Gadolinium. How much is removed with chelation?
The question on all patients' minds with GDD (or other heavy metal deposition disease) is how much Gd is removed with chelation. As an important aside, an interesting aspect of retained Gd, is each organ system will have its own Gd retention, own durability of retention, and own expression of toxin-related physiology and symptoms, very much analogous to CT and medical radiation exposure: each organ system has its own risk of radiation sensitivity and malignancy development, which is captured in estimation as radiation exposure with mSievert measurements.
There are an enormous number of variables in play in answering this question. A number are listed here, with the more important variables described is the first grouping. The assumption is that an effective chelator is used. Presently the most effective is iv DTPA. With the use of less effective chelators the amount removed is variable but less, and the amount redistributed can be enormous. To use a chelator in a medical setting for removal of Gd the stability constant must be known.
Most important variables:
How many GBCA injections have been made.
What category of GBCA: linear (more Gd is removed), stable macrocyclic (less Gd removed).
How long ago were the GBCAs administered. More recent, comparatively more Gd removed than > 2 years.

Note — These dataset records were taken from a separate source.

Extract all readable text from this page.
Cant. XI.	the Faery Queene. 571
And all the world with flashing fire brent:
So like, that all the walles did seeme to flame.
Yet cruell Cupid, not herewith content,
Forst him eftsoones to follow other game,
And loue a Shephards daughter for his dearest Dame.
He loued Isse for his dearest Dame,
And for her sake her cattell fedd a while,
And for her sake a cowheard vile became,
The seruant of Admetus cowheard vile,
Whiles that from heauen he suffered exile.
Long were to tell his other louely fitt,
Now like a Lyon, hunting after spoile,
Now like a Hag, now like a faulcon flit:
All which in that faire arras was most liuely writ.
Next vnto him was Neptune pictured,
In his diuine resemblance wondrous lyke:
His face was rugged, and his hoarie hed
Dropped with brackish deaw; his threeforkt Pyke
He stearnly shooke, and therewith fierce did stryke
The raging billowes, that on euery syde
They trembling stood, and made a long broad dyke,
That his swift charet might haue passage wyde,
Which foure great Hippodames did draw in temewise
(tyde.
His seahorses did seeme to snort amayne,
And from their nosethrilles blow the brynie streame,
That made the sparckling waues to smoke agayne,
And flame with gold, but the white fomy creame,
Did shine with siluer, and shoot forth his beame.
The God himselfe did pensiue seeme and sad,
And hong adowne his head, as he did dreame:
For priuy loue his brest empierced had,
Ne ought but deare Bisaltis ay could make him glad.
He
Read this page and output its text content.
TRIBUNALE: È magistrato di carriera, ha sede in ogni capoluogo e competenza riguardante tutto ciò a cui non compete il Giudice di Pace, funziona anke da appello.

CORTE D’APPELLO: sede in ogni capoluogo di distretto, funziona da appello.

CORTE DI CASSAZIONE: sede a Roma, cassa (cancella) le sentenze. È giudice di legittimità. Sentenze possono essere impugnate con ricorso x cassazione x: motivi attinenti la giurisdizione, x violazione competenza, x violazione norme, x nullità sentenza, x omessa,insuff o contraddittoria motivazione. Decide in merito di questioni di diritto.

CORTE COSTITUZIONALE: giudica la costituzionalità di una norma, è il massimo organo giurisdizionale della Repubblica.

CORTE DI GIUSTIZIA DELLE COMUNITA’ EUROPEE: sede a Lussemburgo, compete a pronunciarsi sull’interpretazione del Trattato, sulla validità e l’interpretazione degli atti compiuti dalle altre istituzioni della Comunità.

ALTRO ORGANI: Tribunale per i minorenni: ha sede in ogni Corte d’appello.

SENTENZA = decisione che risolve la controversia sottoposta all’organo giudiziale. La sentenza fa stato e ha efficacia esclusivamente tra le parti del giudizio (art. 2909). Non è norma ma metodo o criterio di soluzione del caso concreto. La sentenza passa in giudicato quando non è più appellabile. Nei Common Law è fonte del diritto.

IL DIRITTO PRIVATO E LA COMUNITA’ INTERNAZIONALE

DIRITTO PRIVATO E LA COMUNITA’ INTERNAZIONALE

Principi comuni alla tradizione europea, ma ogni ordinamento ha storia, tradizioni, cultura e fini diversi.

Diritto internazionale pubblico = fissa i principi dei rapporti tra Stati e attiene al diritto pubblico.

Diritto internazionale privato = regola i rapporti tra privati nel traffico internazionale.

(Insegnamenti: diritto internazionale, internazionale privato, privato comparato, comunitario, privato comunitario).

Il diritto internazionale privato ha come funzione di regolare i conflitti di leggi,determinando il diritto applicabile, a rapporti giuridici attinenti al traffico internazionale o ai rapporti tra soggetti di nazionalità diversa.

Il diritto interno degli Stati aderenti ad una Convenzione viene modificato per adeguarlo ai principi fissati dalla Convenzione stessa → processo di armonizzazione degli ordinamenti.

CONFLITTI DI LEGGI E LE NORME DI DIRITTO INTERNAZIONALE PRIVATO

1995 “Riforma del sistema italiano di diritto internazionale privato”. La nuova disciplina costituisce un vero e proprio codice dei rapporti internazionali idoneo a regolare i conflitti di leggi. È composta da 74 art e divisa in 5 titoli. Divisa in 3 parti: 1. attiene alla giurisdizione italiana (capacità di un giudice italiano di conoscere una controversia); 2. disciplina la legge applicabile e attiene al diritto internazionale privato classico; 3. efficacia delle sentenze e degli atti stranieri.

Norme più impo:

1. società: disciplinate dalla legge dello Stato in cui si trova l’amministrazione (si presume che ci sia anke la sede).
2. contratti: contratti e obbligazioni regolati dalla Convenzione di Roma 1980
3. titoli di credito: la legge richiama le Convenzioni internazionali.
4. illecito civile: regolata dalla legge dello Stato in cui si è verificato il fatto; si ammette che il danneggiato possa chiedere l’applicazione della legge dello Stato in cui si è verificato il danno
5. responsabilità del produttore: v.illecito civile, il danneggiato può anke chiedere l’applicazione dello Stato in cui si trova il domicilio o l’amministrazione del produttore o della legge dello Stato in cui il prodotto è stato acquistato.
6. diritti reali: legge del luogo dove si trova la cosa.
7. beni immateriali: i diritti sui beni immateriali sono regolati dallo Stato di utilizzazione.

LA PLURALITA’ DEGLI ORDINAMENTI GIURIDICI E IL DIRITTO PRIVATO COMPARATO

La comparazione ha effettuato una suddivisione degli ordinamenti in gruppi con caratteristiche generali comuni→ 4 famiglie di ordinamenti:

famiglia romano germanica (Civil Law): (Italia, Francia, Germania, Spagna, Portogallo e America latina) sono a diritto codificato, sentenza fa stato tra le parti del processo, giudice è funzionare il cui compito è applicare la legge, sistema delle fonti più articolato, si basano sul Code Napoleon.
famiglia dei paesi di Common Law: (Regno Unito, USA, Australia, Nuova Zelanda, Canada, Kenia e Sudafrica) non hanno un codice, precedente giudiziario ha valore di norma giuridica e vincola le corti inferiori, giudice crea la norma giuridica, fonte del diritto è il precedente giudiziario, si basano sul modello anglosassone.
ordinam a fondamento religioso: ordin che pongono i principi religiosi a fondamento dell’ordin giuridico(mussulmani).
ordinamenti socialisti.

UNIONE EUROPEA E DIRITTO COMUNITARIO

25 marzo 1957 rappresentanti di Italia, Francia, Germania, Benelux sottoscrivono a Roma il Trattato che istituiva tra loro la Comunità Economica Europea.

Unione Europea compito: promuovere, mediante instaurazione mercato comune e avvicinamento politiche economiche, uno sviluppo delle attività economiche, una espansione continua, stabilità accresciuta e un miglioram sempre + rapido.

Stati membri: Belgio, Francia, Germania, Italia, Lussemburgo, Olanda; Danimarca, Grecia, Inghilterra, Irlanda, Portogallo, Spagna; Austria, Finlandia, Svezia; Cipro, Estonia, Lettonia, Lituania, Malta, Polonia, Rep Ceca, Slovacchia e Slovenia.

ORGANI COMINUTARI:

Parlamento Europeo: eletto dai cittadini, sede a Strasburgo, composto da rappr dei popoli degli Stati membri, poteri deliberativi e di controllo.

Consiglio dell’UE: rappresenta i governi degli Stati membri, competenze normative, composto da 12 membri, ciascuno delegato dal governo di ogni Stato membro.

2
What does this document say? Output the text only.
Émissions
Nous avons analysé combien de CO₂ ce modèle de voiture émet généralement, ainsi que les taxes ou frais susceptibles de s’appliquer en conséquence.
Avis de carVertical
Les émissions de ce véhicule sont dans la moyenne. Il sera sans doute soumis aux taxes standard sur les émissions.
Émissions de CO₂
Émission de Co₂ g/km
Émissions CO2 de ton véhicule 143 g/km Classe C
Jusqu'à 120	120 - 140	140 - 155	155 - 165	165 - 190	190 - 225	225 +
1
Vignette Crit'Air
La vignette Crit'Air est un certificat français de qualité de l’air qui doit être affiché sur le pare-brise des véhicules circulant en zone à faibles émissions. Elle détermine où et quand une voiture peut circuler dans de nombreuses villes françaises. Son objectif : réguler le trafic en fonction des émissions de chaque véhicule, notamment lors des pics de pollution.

Spacing between chelation sessions: 1 week spacing, less Gd removed (from bone reservoir), but less re-equilibration. Flare, 4 week spacing more Gd removed (from bone reservoir) and more re-equilibration Flare..
Volume of chelator used
less important variables.
co-existent other metals
Optimal timing for chelation is between 3 months - 2 years after the development of GDD. Perhaps super-optimal is chelation within one week, and ultra-ideal within 1 day. Note these latter have not been tested.
Jumping to the end of the tennis match. Use of full dose Ca-DTPA day 1 and full dose Zn-DTPA day 2. Approximately 10% of the retained Gd present is removed if the agent is linear. Approximately 2-5% is removed if the agent is a durable macrocyclic.
Combining this information with an earlier blog that describes the amount of Gd retained in the body at certain time points:
Example: a one lifetime dose of Omniscan or Multihance has been administered and chelation done at 1 year.: 2% of administered Gd has been retained in this setting. First chelation removes 10% of retained Gd, so 1.8 % left. Second chelation removes 10% which leaves 1.8% - 0.18% = 1.62% left, and so on.
Example: a one life time dose of Dotarem/Clariscan given at one year. 1% of agent is retained. First chelation removes 5%, so after first chelation 0.95% of the agent is left behind, and so on.
It appears that in most individuals the Gd that is removed appears to be the most physiological active/ damaging Gd, explaining why although relatively little Gd is removed with macrocyclic agents, individuals none-the-less most often experience considerable improvement.